I was hired as an assistant manager for Flying Tree Yoga. Flying Tree is a rad bilingual studio nestled in Laureles, a hip, modern, and admittedly higher end neighborhood of Medellín. In addition to teaching yoga classes i have been helping with a Yoga Internship program, where certified teachers from around the world come in to develop and diversify their teaching abilities and learn how to teach in Spanish; in this role i provide interns with asana workshops, help in designing and developing their classes, and offer feedback for how to grow their teaching moving forward. It has been fun immersing myself within yoga again, within a yogic community, and rewarding sharing my love for this philosophy and practice within a latinx context.

Law School Apps

I remain committed to pursing a career of public interest law, and more specifically plan on focusing my degree on animal law, on leveraging a law degree in service towards shifting the Overton window in regards to the rights and status of non-human animals. I spent much of September getting my applications in order, and plan on submitting the last of them in the coming days. Hopefully in my next update i will have news to share regarding schools to which i have been accepted!

Animal Liberation

Since arriving to Medellín i have been so grateful and excited to connect with a group of passionate animal rights advocates, people who share my convictions and philosophy in regards to non-human animals, namely abolitionists (in a sentence, people who are concerned less with advocating for bigger cages, but rather for the eradication of cages altogether). Within this space i have been organizing predominantly with the local chapter of two international animal rights groups, Anonymous for the Voiceless and Direct Action Everywhere.

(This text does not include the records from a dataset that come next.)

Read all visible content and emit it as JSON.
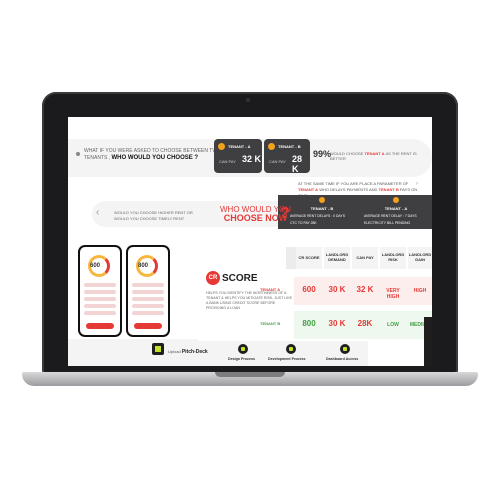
{
  "question1": {
    "line1": "WHAT IF YOU WERE ASKED TO CHOOSE BETWEEN TWO",
    "line2_prefix": "TENANTS ,",
    "emphasis": "WHO WOULD YOU CHOOSE ?"
  },
  "tenant_cards": [
    {
      "name": "TENANT - A",
      "label": "CAN PAY",
      "value": "32 K"
    },
    {
      "name": "TENANT - B",
      "label": "CAN PAY",
      "value": "28 K"
    }
  ],
  "verdict": {
    "percent": "99%",
    "text_prefix": "WOULD CHOOSE",
    "highlight": "TENANT A",
    "text_suffix": "AS THE RENT IS BETTER"
  },
  "note2": {
    "prefix": "AT THE SAME TIME IF YOU ARE PLACE A PARAMETER OF",
    "highlight1": "TENANT A",
    "middle": "WHO DELAYS PAYMENTS AND",
    "highlight2": "TENANT B",
    "suffix": "PAYS ON TIME"
  },
  "dark_cards": [
    {
      "name": "TENANT - B",
      "line1": "AVERAGE RENT DELAYS : 0 DAYS",
      "line2": "CTC TO PAY 28K"
    },
    {
      "name": "TENANT - A",
      "line1": "AVERAGE RENT DELAY : 7 DAYS",
      "line2": "ELECTRICITY BILL PENDING"
    }
  ],
  "question2": {
    "line1": "WOULD YOU CHOOSE HIGHER RENT OR",
    "line2": "WOULD YOU CHOOSE TIMELY RENT",
    "title1": "WHO WOULD YOU",
    "title2": "CHOOSE NOW",
    "qmark": "?"
  },
  "phones": [
    {
      "score": "600"
    },
    {
      "score": "800"
    }
  ],
  "score_section": {
    "logo": "CR",
    "title": "SCORE",
    "description": "HELPS YOU IDENTIFY THE WORTHINESS OF A TENANT & HELPS YOU MITIGATE RISK, JUST LIKE A BANK USING CREDIT SCORE BEFORE PROVIDING A LOAN"
  },
  "table": {
    "headers": [
      "CR SCORE",
      "LANDLORD DEMAND",
      "CAN PAY",
      "LANDLORD RISK",
      "LANDLORD GAIN"
    ],
    "rows": [
      {
        "label": "TENANT A",
        "score": "600",
        "demand": "30 K",
        "can_pay": "32 K",
        "risk": "VERY HIGH",
        "gain": "HIGH"
      },
      {
        "label": "TENANT B",
        "score": "800",
        "demand": "30 K",
        "can_pay": "28K",
        "risk": "LOW",
        "gain": "MEDIUM"
      }
    ]
  },
  "bottom_bar": {
    "upload_prefix": "Upload",
    "upload_bold": "Pitch-Deck",
    "nav": [
      "Design Process",
      "Development Process",
      "Dashboard Access"
    ]
  },
  "colors": {
    "accent_red": "#e53935",
    "accent_green": "#43a047",
    "card_dark": "#3f3f42",
    "coin": "#f3a21b",
    "nav_lime": "#c6e02a"
  }
}
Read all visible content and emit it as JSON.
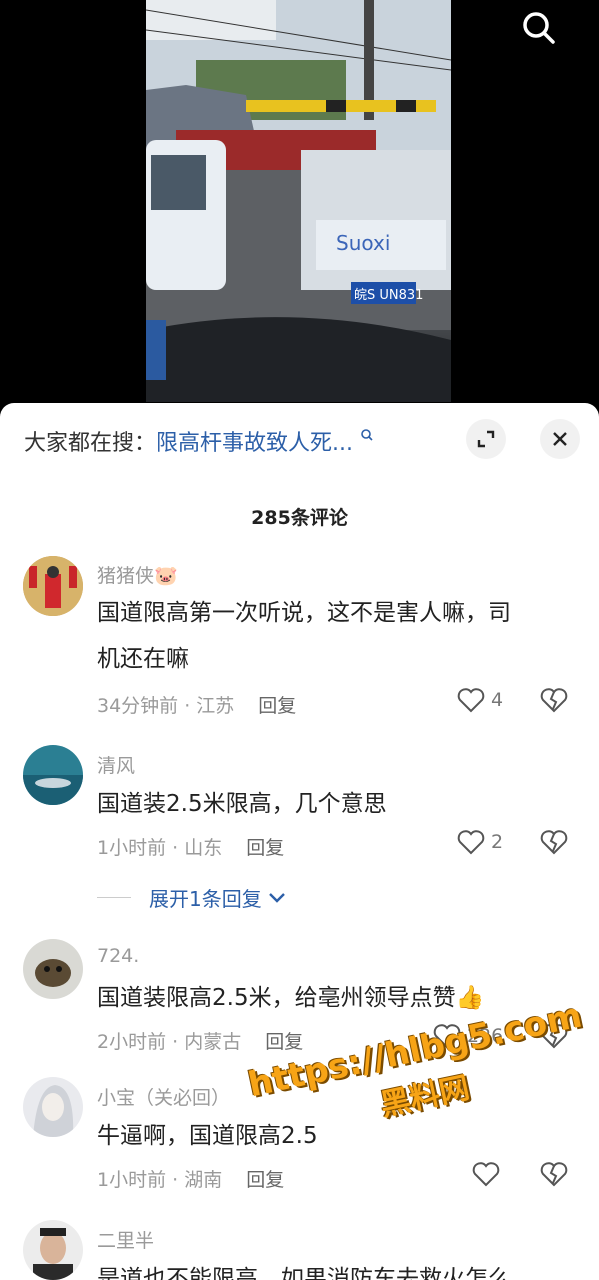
{
  "search_bar": {
    "prefix": "大家都在搜：",
    "query": "限高杆事故致人死..."
  },
  "comments_header": {
    "count_label": "285条评论"
  },
  "comments": [
    {
      "user": "猪猪侠🐷",
      "text_line1": "国道限高第一次听说，这不是害人嘛，司",
      "text_line2": "机还在嘛",
      "time": "34分钟前 · 江苏",
      "reply": "回复",
      "likes": "4"
    },
    {
      "user": "清风",
      "text": "国道装2.5米限高，几个意思",
      "time": "1小时前 · 山东",
      "reply": "回复",
      "likes": "2",
      "expand": "展开1条回复"
    },
    {
      "user": "724.",
      "text": "国道装限高2.5米，给亳州领导点赞👍",
      "time": "2小时前 · 内蒙古",
      "reply": "回复",
      "likes": "226"
    },
    {
      "user": "小宝（关必回）",
      "text": "牛逼啊，国道限高2.5",
      "time": "1小时前 · 湖南",
      "reply": "回复",
      "likes": ""
    },
    {
      "user": "二里半",
      "text": "是道也不能限高，如果消防车去救火怎么"
    }
  ],
  "watermark": {
    "url": "https://hlbg5.com",
    "name": "黑料网"
  },
  "video": {
    "plate": "皖S UN831",
    "truck_text": "Suoxi"
  },
  "colors": {
    "link": "#2c5fa8",
    "watermark": "#f7a416"
  }
}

Every Friday evening i meet up with dozens of other members from Anonymous for the Voiceless for street activism; the events are called Cubes, Los Cubos, and consist of masked individuals standing silently for hours in a square formation in public spaces, holding screens depicting the reality of what is happening to non-human animals around the world every day; needless to say, the footage is quite graphic. The acts are meant to end the silence around animal exploitation, to keep the issue present in the minds of the community, and foment thought and hopefully change. I have found the technique super effective, and am grateful to be a part of this movement.

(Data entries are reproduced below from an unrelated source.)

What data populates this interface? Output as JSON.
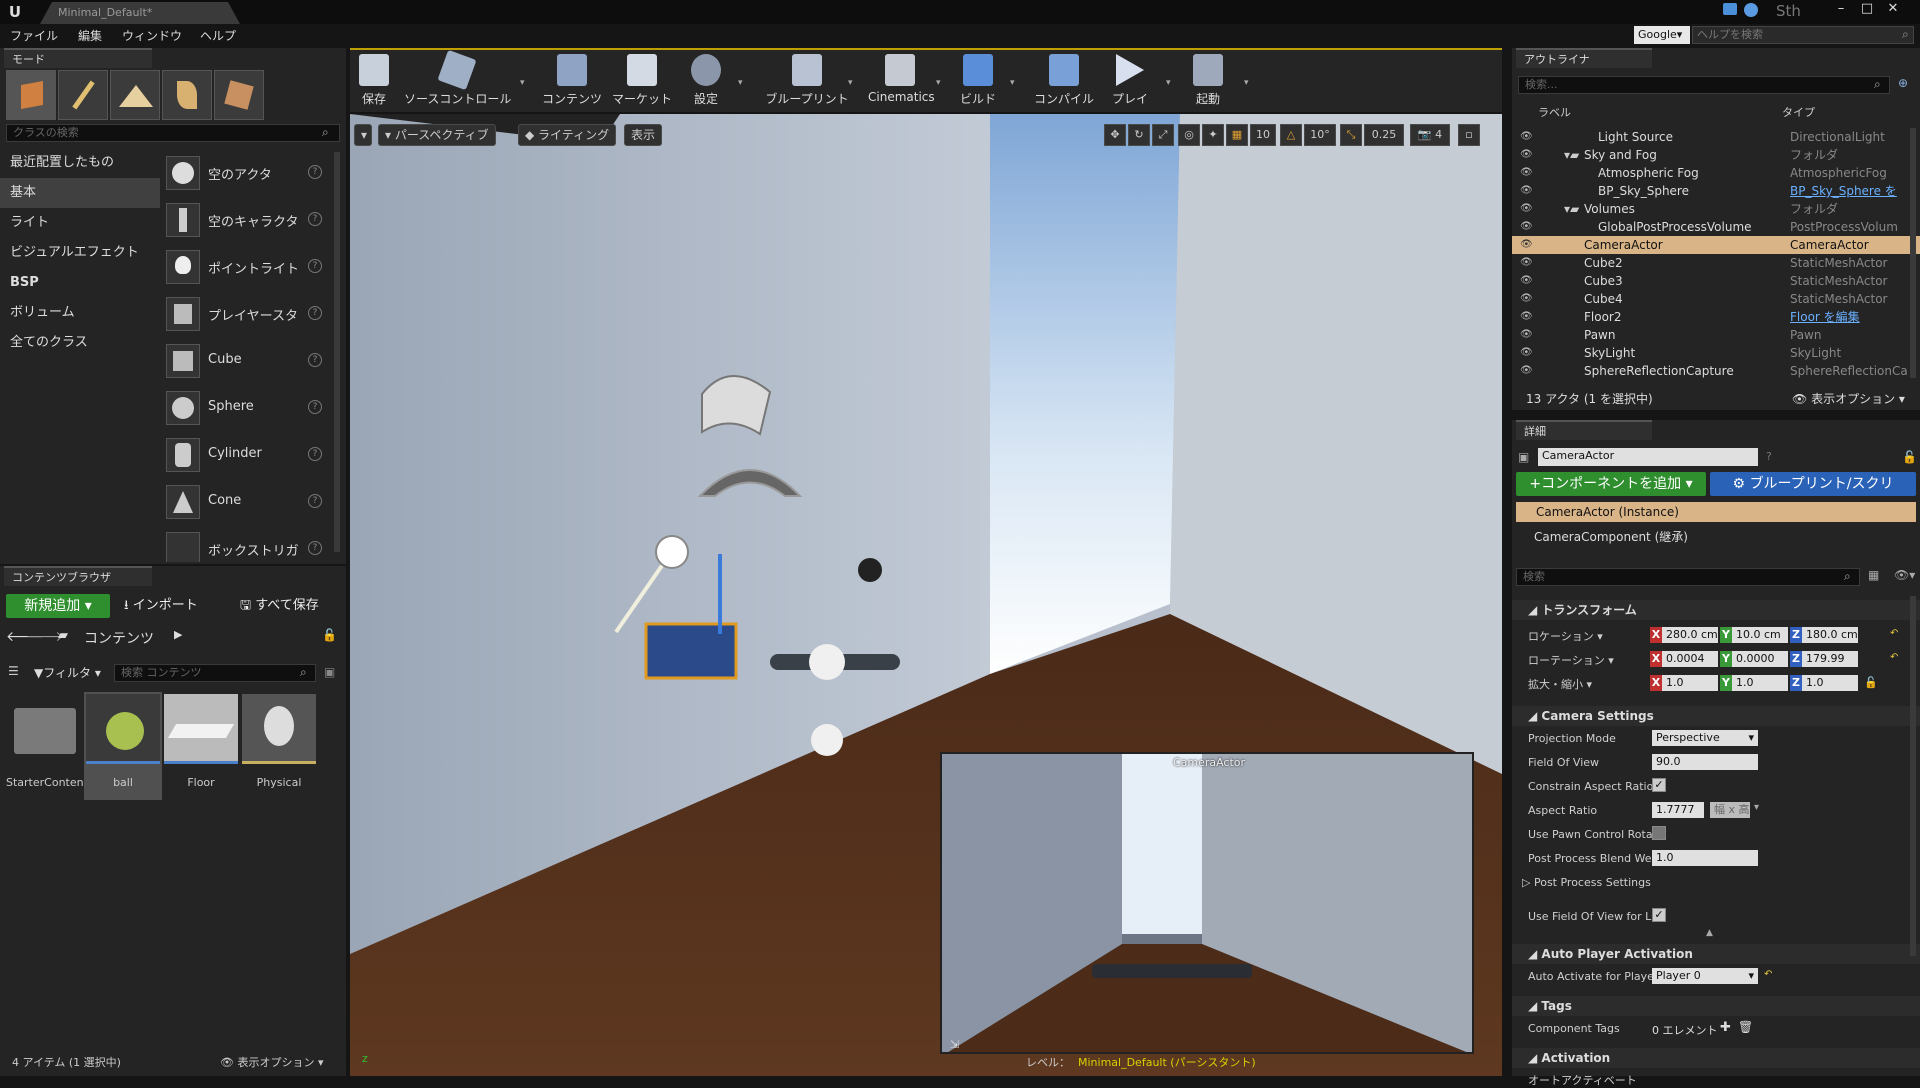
{
  "titlebar": {
    "tab": "Minimal_Default*",
    "user": "Sth"
  },
  "menu": [
    "ファイル",
    "編集",
    "ウィンドウ",
    "ヘルプ"
  ],
  "search_engine": "Google▾",
  "help_search_placeholder": "ヘルプを検索",
  "modes": {
    "tab": "モード",
    "class_search_placeholder": "クラスの検索",
    "categories": [
      "最近配置したもの",
      "基本",
      "ライト",
      "ビジュアルエフェクト",
      "BSP",
      "ボリューム",
      "全てのクラス"
    ],
    "items": [
      "空のアクタ",
      "空のキャラクタ",
      "ポイントライト",
      "プレイヤースタ",
      "Cube",
      "Sphere",
      "Cylinder",
      "Cone",
      "ボックストリガ"
    ]
  },
  "content_browser": {
    "tab": "コンテンツブラウザ",
    "add_new": "新規追加",
    "import": "インポート",
    "save_all": "すべて保存",
    "path": "コンテンツ",
    "filter": "フィルタ",
    "search_placeholder": "検索 コンテンツ",
    "assets": [
      "StarterContent",
      "ball",
      "Floor",
      "Physical"
    ],
    "status": "4 アイテム (1 選択中)",
    "view_options": "表示オプション"
  },
  "toolbar": [
    "保存",
    "ソースコントロール",
    "コンテンツ",
    "マーケット",
    "設定",
    "ブループリント",
    "Cinematics",
    "ビルド",
    "コンパイル",
    "プレイ",
    "起動"
  ],
  "viewport": {
    "perspective": "パースペクティブ",
    "lighting": "ライティング",
    "show": "表示",
    "grid": "10",
    "angle": "10°",
    "scale": "0.25",
    "camera_speed": "4",
    "pip_title": "CameraActor",
    "level_label": "レベル：",
    "level_name": "Minimal_Default (パーシスタント)"
  },
  "outliner": {
    "tab": "アウトライナ",
    "search_placeholder": "検索...",
    "col_label": "ラベル",
    "col_type": "タイプ",
    "rows": [
      {
        "name": "Light Source",
        "type": "DirectionalLight"
      },
      {
        "name": "Sky and Fog",
        "type": "フォルダ"
      },
      {
        "name": "Atmospheric Fog",
        "type": "AtmosphericFog"
      },
      {
        "name": "BP_Sky_Sphere",
        "type": "BP_Sky_Sphere を"
      },
      {
        "name": "Volumes",
        "type": "フォルダ"
      },
      {
        "name": "GlobalPostProcessVolume",
        "type": "PostProcessVolum"
      },
      {
        "name": "CameraActor",
        "type": "CameraActor"
      },
      {
        "name": "Cube2",
        "type": "StaticMeshActor"
      },
      {
        "name": "Cube3",
        "type": "StaticMeshActor"
      },
      {
        "name": "Cube4",
        "type": "StaticMeshActor"
      },
      {
        "name": "Floor2",
        "type": "Floor を編集"
      },
      {
        "name": "Pawn",
        "type": "Pawn"
      },
      {
        "name": "SkyLight",
        "type": "SkyLight"
      },
      {
        "name": "SphereReflectionCapture",
        "type": "SphereReflectionCa"
      }
    ],
    "status": "13 アクタ (1 を選択中)",
    "view_options": "表示オプション"
  },
  "details": {
    "tab": "詳細",
    "actor_name": "CameraActor",
    "add_component": "コンポーネントを追加",
    "blueprint": "ブループリント/スクリ",
    "instance": "CameraActor (Instance)",
    "component": "CameraComponent (継承)",
    "search_placeholder": "検索",
    "transform": {
      "title": "トランスフォーム",
      "location_label": "ロケーション",
      "rotation_label": "ローテーション",
      "scale_label": "拡大・縮小",
      "location": [
        "280.0 cm",
        "10.0 cm",
        "180.0 cm"
      ],
      "rotation": [
        "0.0004",
        "0.0000",
        "179.99"
      ],
      "scale": [
        "1.0",
        "1.0",
        "1.0"
      ]
    },
    "camera": {
      "title": "Camera Settings",
      "projection_label": "Projection Mode",
      "projection": "Perspective",
      "fov_label": "Field Of View",
      "fov": "90.0",
      "constrain_label": "Constrain Aspect Ratio",
      "aspect_label": "Aspect Ratio",
      "aspect": "1.7777",
      "aspect_unit": "幅 x 高",
      "pawn_label": "Use Pawn Control Rotat",
      "blend_label": "Post Process Blend Wei",
      "blend": "1.0",
      "pps_label": "Post Process Settings",
      "fov_lod_label": "Use Field Of View for LC"
    },
    "auto_player": {
      "title": "Auto Player Activation",
      "label": "Auto Activate for Player",
      "value": "Player 0"
    },
    "tags": {
      "title": "Tags",
      "label": "Component Tags",
      "value": "0 エレメント"
    },
    "activation": {
      "title": "Activation",
      "label": "オートアクティベート"
    }
  }
}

We also spent much of September organizing a 269 Life action, a branding or una marcación. The action, held in a public space in the botanical gardens, was much more confrontational then the Cubes, and was meant to challenge the way people think about our relationship with and (ab)use of non-human animals. In the action i was one of two people branded with a hot steel iron, receiving the mark of property, marked as an “it” rather than a “he.” The same afternoon, 22 other activists around Colombia received the same brand, alongside hundreds of others from around the world. If you are interested, you can watch the video here: 269 Life Medellín 2018; despite being in Spanish, i feel like many of the images speak for themselves. And if you take the time to watch my branding, take a moment to note the feelings that come up. Are they different than the thoughts/feelings you would have watching a cow, a horse, any non-human animal be branded? Why? Some i have spoken with though it extreme, to voluntarily brand oneself in solidarity with non-human animals (ab)used by humans. However, to me it feels moderate. In reality my branding is hardly comparable to the branding received by non-human animals; i volunteered to receive the brand, understood what was happening as it happened, and after returned to sit comfortably in my room comforted with some ointment. Under no circumstances do humans have the right to (ab)use non-human animals – period. I am more than the number 269; every sentient being is more than a number – they are someone, not something.


As i close every update, i really do appreciate and cherish receiving updates from your end; i write these updates with the purpose of staying in touch with loved ones, you, but it takes two to tango 😘. If you made it this far, i’d love to hear from you, even if it is just a sentence or two.